Goal is to plant 10,000 trees over two years
Contact: Brian Coddington, Communications Director, 509.625.6740
Spokane Mayor David Condon launched a new initiative today to beautify neighborhoods with the addition of trees and green infrastructure.
That initiative, called Forest Spokane, is an effort to plant, protect and appreciate the trees that paint a canopy of vibrant colors in our city. The goal is to plant 10,000 new trees over the next two years as part of a broader integrated stormwater management effort.
“Trees add beauty and character, and play a major role in our plans to be smarter about how we use vegetation to help keep stormwater from entering our river,” Condon said.
Spokane was also honored today as a Tree City USA community by the national Arbor Day Foundation. It is one of 3,400 cities so recognized for the time, focus and commitment to establishing, maintaining and growing its urban forest.
As a jumpstart to Forest Spokane, the City will hand out 300 seedlings to City Hall visitors next week. The mayor also announced the reinvigoration of the Tree of Life program as another way to add new trees to our neighborhoods across the City.
The Tree of Life program traces its roots back nearly 20 years as a community effort to replace aging and damaged trees and add to Spokane's colorful canopy. Over the years, school students, community organizations and corporations have rallied efforts to plant trees.
Names of contributors are commemorated on a carved wood and bronze Tree of Life sculpture at the top of the stairs to the City Council Chambers in recognition of their efforts. The mayor added a golden leaf today to the Tree of Life to recognize the work of a dozen Emerson-Garfield neighborhood volunteers who planted trees on North Maple Street last Saturday as part of Spokane Gives.
Information about how to get involved in the tree planting effort is available at SpokaneUrbanForestry.org.
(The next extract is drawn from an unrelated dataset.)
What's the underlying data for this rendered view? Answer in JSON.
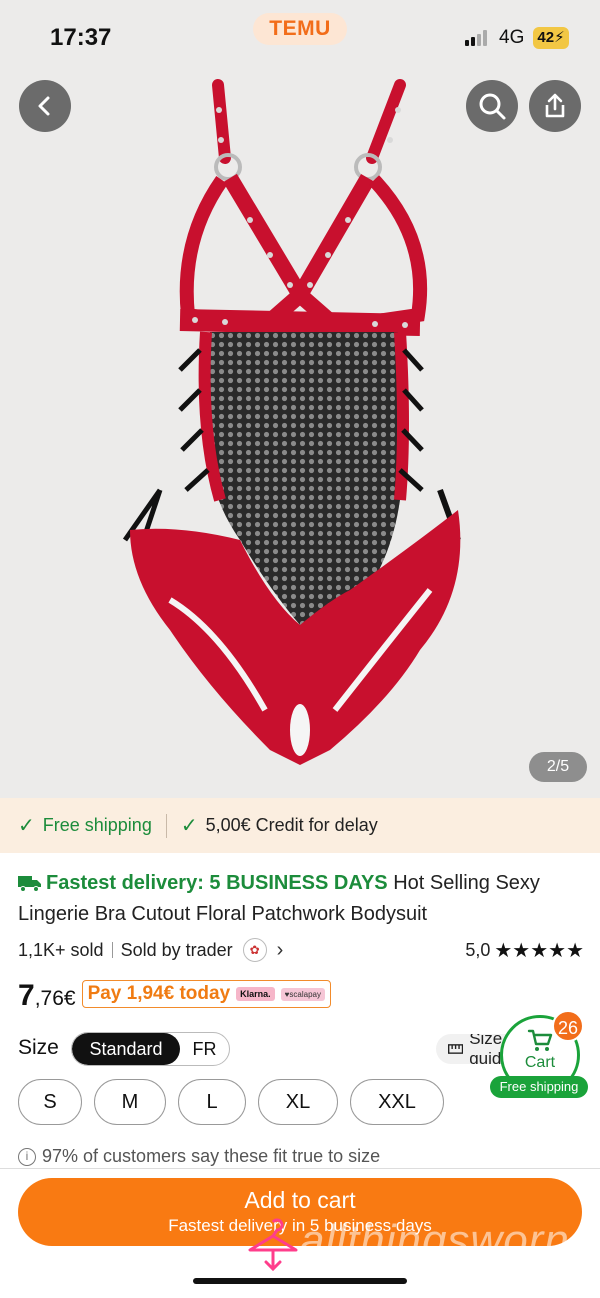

Other recent examples of the community working to add trees to their neighborhoods include, hundreds of scouts planting 4,200 ponderosa pines at the Parksmith Road interchange of the North Spokane Corridor, the City Council planting a ponderosa pine in Riverfront Park on Tuesday to commemorate Earth Day and the new official city tree designation, and the work over a decade of Nancy MacKerrow, founder of The Susie Forest, in memory of her daughter, Susie, a well-known bicycle and pedestrian safety advocate. She has planted more than 300 trees, in Spokane and around the world since 2003.